Jesus-Darsteller wird vom eigenen Vater ausgeliefert

Hauptdarsteller Philipp Mause - mit 32 Jahren im besten Jesus-Alter - gehört seit seinem zweiten Lebensjahr zur Spielschar. "Ich bin schon als Kind im Bollerwagen über die Bühne gerollt worden", erzählt er. 2018 mimte er den Freddy in "My fair Lady", ein Jahr später den Seppel in "Kohlhiesels Töchter".

Vor seiner aktuellen Rolle hat Mause Respekt: "Jesus hat ohne Widerspruch seinen Tod hingenommen. Diese geistige Haltung darzustellen ist eine Herausforderung." Zur Vorbereitung hat er unter anderem ein Jesus-Buch gelesen. "Das hat mir geholfen zu verstehen, wie die Menschen damals gelebt und gedacht haben."

Mauses Vater Helmut spielt den Hohepriester Kaiphas und ist damit in einer schwierigen Lage: Er muss seinen eigenen Sohn den Römern zur Verurteilung ausliefern. "Das wird mir schwerfallen", meint der 63-Jährige. "Aber auf der Bühne muss man das alles ausblenden."

Textvorlage von 1980 wurde angepasst

Regisseur Bautz, der als einziger hier bezahlt wird und zuvor unter anderem an Theatern in Bielefeld und Leipzig tätig war, kam vor anderthalb Jahren eigens wegen der Passion nach Hallenberg. "Die Arbeit mit den Laienschauspielern, die tagsüber ganz anderen Arbeiten nachgehen, macht mir Spaß", sagt der 61-Jährige. "Es kommen sehr viel mehr Geschichten der Menschen auf die Bühne." Rund zweieinhalb Stunden soll seine Inszenierung dauern.
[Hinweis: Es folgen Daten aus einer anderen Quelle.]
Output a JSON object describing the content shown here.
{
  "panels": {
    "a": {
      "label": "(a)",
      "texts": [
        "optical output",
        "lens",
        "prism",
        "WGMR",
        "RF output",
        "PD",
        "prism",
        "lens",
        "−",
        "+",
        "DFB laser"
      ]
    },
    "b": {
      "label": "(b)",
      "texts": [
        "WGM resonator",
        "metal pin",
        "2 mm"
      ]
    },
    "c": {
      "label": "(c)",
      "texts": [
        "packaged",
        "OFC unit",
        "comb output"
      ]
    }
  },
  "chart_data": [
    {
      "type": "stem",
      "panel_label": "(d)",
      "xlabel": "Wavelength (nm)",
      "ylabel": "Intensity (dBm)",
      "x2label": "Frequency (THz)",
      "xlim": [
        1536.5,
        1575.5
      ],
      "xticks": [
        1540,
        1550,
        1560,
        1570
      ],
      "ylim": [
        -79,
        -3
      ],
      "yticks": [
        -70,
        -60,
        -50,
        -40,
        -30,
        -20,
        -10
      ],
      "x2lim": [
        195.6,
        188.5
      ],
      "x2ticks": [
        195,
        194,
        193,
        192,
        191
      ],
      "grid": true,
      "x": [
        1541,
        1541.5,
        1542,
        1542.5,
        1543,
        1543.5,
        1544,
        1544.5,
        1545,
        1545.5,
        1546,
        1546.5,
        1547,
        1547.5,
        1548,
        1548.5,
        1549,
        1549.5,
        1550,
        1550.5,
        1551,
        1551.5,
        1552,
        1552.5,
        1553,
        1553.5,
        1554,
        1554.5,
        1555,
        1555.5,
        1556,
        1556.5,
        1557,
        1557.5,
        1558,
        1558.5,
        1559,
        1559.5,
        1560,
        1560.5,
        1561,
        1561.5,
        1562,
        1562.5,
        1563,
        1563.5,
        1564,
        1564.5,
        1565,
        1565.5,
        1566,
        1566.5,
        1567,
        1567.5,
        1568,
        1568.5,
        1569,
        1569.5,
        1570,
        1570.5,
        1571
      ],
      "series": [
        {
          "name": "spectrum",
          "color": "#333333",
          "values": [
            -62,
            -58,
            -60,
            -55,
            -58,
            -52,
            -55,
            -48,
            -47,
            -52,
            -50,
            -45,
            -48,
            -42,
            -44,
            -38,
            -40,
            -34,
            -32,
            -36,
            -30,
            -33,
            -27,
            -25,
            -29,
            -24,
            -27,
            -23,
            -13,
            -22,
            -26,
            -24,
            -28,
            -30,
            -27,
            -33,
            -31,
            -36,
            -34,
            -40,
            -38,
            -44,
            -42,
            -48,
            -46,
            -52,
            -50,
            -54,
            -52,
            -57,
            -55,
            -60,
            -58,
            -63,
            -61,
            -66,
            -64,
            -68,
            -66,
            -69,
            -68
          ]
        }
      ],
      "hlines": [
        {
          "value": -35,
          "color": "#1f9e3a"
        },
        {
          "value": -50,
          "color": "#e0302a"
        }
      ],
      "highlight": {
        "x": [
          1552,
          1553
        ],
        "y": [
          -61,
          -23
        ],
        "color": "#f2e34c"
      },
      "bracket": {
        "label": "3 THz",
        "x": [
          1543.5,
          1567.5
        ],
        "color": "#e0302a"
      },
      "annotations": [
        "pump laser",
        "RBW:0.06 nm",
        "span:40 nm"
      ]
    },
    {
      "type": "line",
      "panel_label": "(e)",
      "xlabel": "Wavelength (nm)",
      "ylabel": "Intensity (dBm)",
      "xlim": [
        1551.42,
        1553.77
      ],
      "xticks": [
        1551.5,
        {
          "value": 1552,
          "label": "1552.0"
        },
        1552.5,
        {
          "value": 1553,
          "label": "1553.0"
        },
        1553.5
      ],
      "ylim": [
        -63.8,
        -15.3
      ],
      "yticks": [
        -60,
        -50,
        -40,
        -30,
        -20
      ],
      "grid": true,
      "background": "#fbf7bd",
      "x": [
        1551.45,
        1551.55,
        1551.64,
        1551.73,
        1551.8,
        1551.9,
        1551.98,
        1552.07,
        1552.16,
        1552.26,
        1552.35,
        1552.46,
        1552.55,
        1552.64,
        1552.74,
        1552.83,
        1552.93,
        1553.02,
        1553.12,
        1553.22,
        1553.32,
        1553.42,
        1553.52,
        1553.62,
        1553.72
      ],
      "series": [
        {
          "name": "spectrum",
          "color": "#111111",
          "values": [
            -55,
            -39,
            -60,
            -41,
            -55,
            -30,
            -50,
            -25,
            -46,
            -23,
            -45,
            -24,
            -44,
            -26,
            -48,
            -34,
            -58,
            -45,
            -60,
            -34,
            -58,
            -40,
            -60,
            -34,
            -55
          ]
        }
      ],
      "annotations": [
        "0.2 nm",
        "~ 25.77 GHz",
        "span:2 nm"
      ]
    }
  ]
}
Uwe Bautz, Regisseur der Passion Jesu in Hallenberg / © Michael Althaus (KNA)
Uwe Bautz, Regisseur der Passion Jesu in Hallenberg / © Michael Althaus ( KNA )

Die Aufführung der biblischen Geschichte hält der Theatermann für zeitgemäßer denn je - und verweist auf die Kriege sowie auf Ungerechtigkeit und Hunger in der Welt. "Wir erleben in unserer Gesellschaft eine merkwürdige Zerrissenheit. Da ist es gut, sich wieder in die alten Geschichten zu vertiefen."

Die Textvorlage, die 1980 von einem Hallenberger geschrieben wurde, hat Bautz etwas angepasst. Antisemitische Anspielungen hat er gestrichen. Und die Figur des Judas versucht er neu zu interpretieren: "Ich will ihn nicht als Super-Bösewicht darstellen, der für Geld schlimme Dinge macht, sondern eher als einen ungeduldigen Menschen, der schnell eine politische Entscheidung herbeiführen will. Eine Art verratenen Verräter."